OBJECTIVE: To investigate the relationship between various lipid parameters and the presence of peripheral arterial disease (PAD). METHODS: Cross-sectional analysis of the observational epidemiological getABI study (German epidemiological trial on Ankle Brachial Index) with 6,880 unselected elderly patients in 344 primary care centers. RESULTS: In the multivariate analysis, the strength of the association between the various lipid parameters and PAD was found to be generally limited, when accounting for other risk factors. CONCLUSION: These findings are in contrast to previous studies. While lipid levels alone cannot be used for supporting the PAD diagnosis or the risk factor for these patients, this should not preclude PAD patients from receiving adequate lipid lowering treatment.

Association of low ankle brachial index with high mortality in primary care.

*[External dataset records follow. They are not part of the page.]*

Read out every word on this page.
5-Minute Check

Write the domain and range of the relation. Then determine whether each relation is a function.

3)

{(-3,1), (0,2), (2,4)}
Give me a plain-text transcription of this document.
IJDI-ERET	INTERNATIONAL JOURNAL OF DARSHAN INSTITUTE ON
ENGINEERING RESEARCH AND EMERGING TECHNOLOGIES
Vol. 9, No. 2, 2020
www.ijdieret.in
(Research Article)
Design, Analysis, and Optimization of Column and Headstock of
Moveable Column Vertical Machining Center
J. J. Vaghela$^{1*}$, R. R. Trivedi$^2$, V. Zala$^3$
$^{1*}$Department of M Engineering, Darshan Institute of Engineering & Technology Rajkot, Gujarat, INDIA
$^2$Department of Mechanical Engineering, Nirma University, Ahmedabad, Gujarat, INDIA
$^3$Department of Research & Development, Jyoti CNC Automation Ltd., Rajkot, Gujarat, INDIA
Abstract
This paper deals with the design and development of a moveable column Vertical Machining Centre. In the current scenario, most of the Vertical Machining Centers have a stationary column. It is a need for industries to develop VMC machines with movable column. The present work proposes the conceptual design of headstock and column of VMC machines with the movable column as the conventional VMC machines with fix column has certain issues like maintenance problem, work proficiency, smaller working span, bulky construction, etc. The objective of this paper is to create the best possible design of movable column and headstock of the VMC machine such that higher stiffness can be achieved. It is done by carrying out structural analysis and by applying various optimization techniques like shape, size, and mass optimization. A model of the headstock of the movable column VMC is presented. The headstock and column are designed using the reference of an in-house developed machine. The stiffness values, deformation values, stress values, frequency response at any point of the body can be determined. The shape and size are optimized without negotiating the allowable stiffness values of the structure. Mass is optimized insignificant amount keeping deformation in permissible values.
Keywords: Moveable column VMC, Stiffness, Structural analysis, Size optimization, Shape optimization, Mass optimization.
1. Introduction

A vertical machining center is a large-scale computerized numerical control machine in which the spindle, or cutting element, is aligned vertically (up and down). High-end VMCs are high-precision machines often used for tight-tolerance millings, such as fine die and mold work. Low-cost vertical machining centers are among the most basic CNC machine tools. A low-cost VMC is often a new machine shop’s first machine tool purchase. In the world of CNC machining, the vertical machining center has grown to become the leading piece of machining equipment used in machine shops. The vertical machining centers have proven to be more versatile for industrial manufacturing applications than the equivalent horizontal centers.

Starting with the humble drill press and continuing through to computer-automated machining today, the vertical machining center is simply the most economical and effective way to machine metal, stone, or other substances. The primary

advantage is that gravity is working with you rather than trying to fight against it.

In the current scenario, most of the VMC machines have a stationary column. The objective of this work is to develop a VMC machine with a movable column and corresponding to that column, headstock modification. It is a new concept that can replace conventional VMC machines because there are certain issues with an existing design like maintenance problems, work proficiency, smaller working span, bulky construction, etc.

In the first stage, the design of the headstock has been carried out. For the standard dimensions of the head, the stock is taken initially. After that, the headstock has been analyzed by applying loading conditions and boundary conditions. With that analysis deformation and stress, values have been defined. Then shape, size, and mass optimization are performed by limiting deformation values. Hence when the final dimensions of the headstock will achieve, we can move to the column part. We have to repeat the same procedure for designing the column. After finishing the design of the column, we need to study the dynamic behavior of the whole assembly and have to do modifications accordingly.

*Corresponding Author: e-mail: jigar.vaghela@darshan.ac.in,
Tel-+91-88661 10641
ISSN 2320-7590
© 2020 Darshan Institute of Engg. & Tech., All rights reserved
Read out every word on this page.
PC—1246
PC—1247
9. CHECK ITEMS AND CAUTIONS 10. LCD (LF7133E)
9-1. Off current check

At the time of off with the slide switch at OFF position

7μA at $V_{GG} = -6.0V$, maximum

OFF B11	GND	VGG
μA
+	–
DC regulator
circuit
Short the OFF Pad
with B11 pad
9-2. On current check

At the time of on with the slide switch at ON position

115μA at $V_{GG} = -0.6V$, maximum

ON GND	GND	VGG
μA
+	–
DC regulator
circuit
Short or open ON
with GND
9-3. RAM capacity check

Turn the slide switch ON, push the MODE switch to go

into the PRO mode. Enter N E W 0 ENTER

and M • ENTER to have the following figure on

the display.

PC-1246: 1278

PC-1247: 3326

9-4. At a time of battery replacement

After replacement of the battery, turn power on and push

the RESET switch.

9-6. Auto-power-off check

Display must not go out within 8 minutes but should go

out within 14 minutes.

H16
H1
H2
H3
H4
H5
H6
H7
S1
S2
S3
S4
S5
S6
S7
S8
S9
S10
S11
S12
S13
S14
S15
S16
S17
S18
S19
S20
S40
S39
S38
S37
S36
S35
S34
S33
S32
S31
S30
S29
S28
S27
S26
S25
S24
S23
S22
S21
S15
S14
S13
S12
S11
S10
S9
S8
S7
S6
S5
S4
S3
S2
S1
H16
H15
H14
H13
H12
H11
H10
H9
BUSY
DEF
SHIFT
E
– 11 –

AIMS: We aimed to assess the increased risk of death and severe vascular events in elderly individuals with subclinical or manifest peripheral arterial disease (PAD), evidenced by low ankle brachial index (ABI < 0.9) in primary care. METHODS AND RESULTS: In this monitored prospective observational study, 6880 representative unselected patients aged >or=65 years were followed up over 3 years by 344 primary care physicians. Main outcome measures were mortality or a combined endpoint of mortality and severe vascular events. In total, 20 127 patient-years were observed. In the group of PAD patients (n=1230), 134 patients died; in the group without PAD (n=5591), 237 patients died [multivariate hazard ratio (HR) 2.0; 95% confidence interval 1.6-2.5, P<0.001]. Compared with an ABI>or=1.1, the risk of death increased linearly in the lower ABI categories: ABI 0.7-0.89, HR 1.7 (1.2-2.4, P<0.001); ABI<0.5, HR 3.6 (2.4-5.4, P<0.001). CONCLUSION: Patients with a low ABI (PAD), who can be readily identified in a primary care setting, have a substantially increased risk of death and severe vascular events. Patients with an ABI between 1.1 and 0.9 should be considered and followed up as borderline PAD cases. Particular attention should be paid to patients with PAD and previous vascular events, as their risk is markedly increased.